A cultura padece com o fechamento de casas de shows e espetáculos, mas os empresários são categóricos: no Rio, o setor tem grandes chances de se reerguer

Por Bernardo Araujo
Atualizado em 4 abr 2020, 16h11 - Publicado em 3 abr 2020, 12h00

Como todo mundo no meio artístico, Caetano Veloso cancelou compromissos – shows com o clarinetista Ivan Sacerdote, com quem lançou um disco em dupla em janeiro – e se enfiou em casa no isolamento imposto pela pandemia do novo coronavírus. O compositor baiano, de 77 anos, está aproveitando o confinamento para se jogar com tudo no ócio criativo: anda a todo o vapor na composição das músicas de seu próximo disco.

O sambista Moacyr Luz também se agarrou ao violão, mas lhe bateu a ansiedade que atormenta hoje tantos reclusos. “Estou aqui tentando compor e pensando: ‘Para que estou fazendo esta música?”, confessa Luz, que teve seu derradeiro baile da Ilha Fiscal na quinta-feira 12 de março, quando levou ao Circo Voador o Samba do Trabalhador (tradicional roda de samba das segundas-feiras no Clube Renascença, no Andaraí, que reúne multidões há mais de uma década). “Estou quicando dentro de casa não sei se estou ensaiando para um show, um disco.

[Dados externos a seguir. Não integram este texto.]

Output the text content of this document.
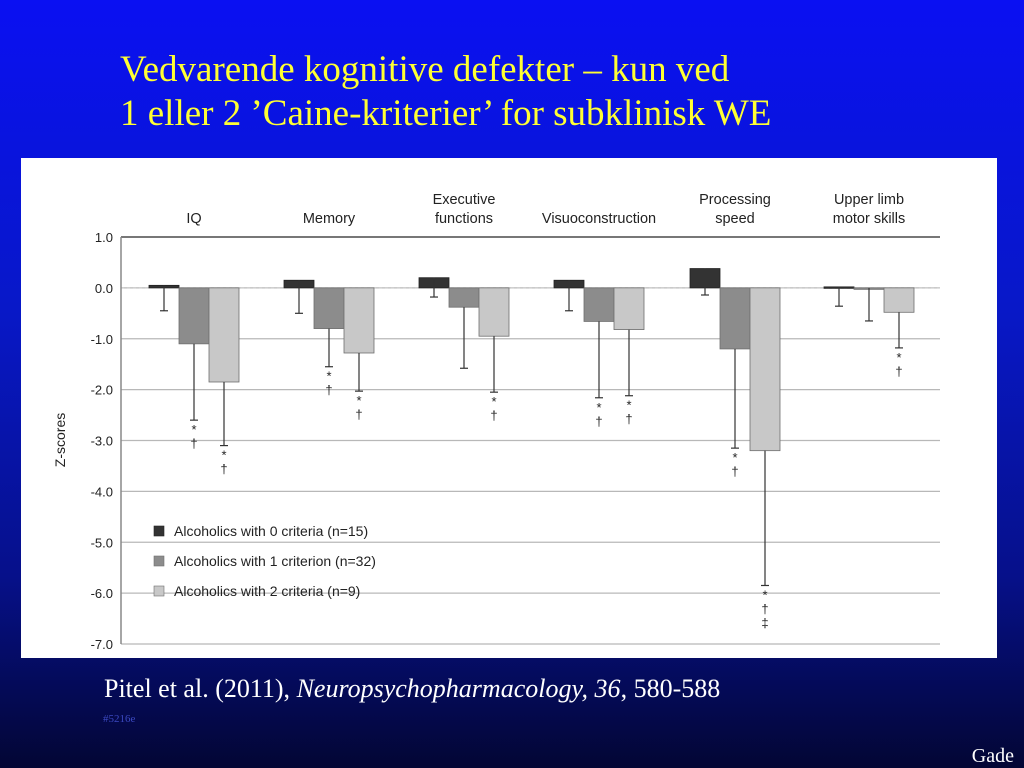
Vedvarende kognitive defekter – kun ved
1 eller 2 ’Caine-kriterier’ for subklinisk WE
1.0
0.0
-1.0
-2.0
-3.0
-4.0
-5.0
-6.0
-7.0
Z-scores
IQ	Memory
Executive
functions	Visuoconstruction
Processing
speed
Upper limb
motor skills
*
†
*
†
*
†
*
†
*
†
*
†
*
†
*
†
*
†
‡
*
†
Alcoholics with 0 criteria (n=15)
Alcoholics with 1 criterion (n=32)
Alcoholics with 2 criteria (n=9)
Pitel et al. (2011), Neuropsychopharmacology, 36, 580-588
#5216e
Gade
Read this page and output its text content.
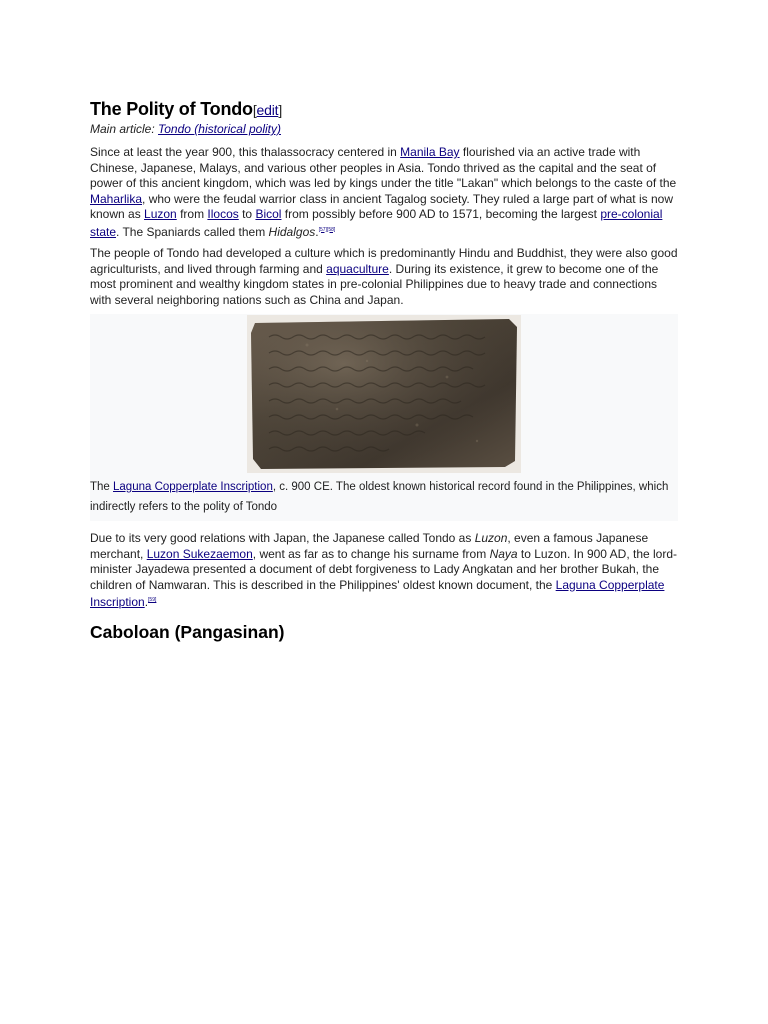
The Polity of Tondo[edit]
Main article: Tondo (historical polity)

Since at least the year 900, this thalassocracy centered in Manila Bay flourished via an active trade with Chinese, Japanese, Malays, and various other peoples in Asia. Tondo thrived as the capital and the seat of power of this ancient kingdom, which was led by kings under the title "Lakan" which belongs to the caste of the Maharlika, who were the feudal warrior class in ancient Tagalog society. They ruled a large part of what is now known as Luzon from Ilocos to Bicol from possibly before 900 AD to 1571, becoming the largest pre-colonial state. The Spaniards called them Hidalgos.[57][58]

The people of Tondo had developed a culture which is predominantly Hindu and Buddhist, they were also good agriculturists, and lived through farming and aquaculture. During its existence, it grew to become one of the most prominent and wealthy kingdom states in pre-colonial Philippines due to heavy trade and connections with several neighboring nations such as China and Japan.

The Laguna Copperplate Inscription, c. 900 CE. The oldest known historical record found in the Philippines, which indirectly refers to the polity of Tondo

Due to its very good relations with Japan, the Japanese called Tondo as Luzon, even a famous Japanese merchant, Luzon Sukezaemon, went as far as to change his surname from Naya to Luzon. In 900 AD, the lord-minister Jayadewa presented a document of debt forgiveness to Lady Angkatan and her brother Bukah, the children of Namwaran. This is described in the Philippines' oldest known document, the Laguna Copperplate Inscription.[59]

Caboloan (Pangasinan)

Os meninos todos que tocam comigo vivem daquilo. Quem não guardou um pouquinho de dinheiro vai emagrecer. Vai ficar difícil”, externa sua preocupação.

Moacyr Luz: preocupação com os músicos que o acompanham no Samba do Trabalhador (Marluci Martins/Divulgação)

A aflição de Moacyr Luz ecoa a de toda a classe artística: como a indústria cultural vai sobreviver a uma paralisação por tempo indeterminado, sem shows, peças, exposições, sessões de cinema? “Virei uma freira enclausurada”, diz o ator e diretor de teatro Gustavo Gasparani, sem perder o humor. “Afastei os móveis da sala para abrir espaço para as sessões de tai chi chuan que pratico pela manhã. Hoje fiz de janela aberta, para a alegria dos vizinhos”, brinca.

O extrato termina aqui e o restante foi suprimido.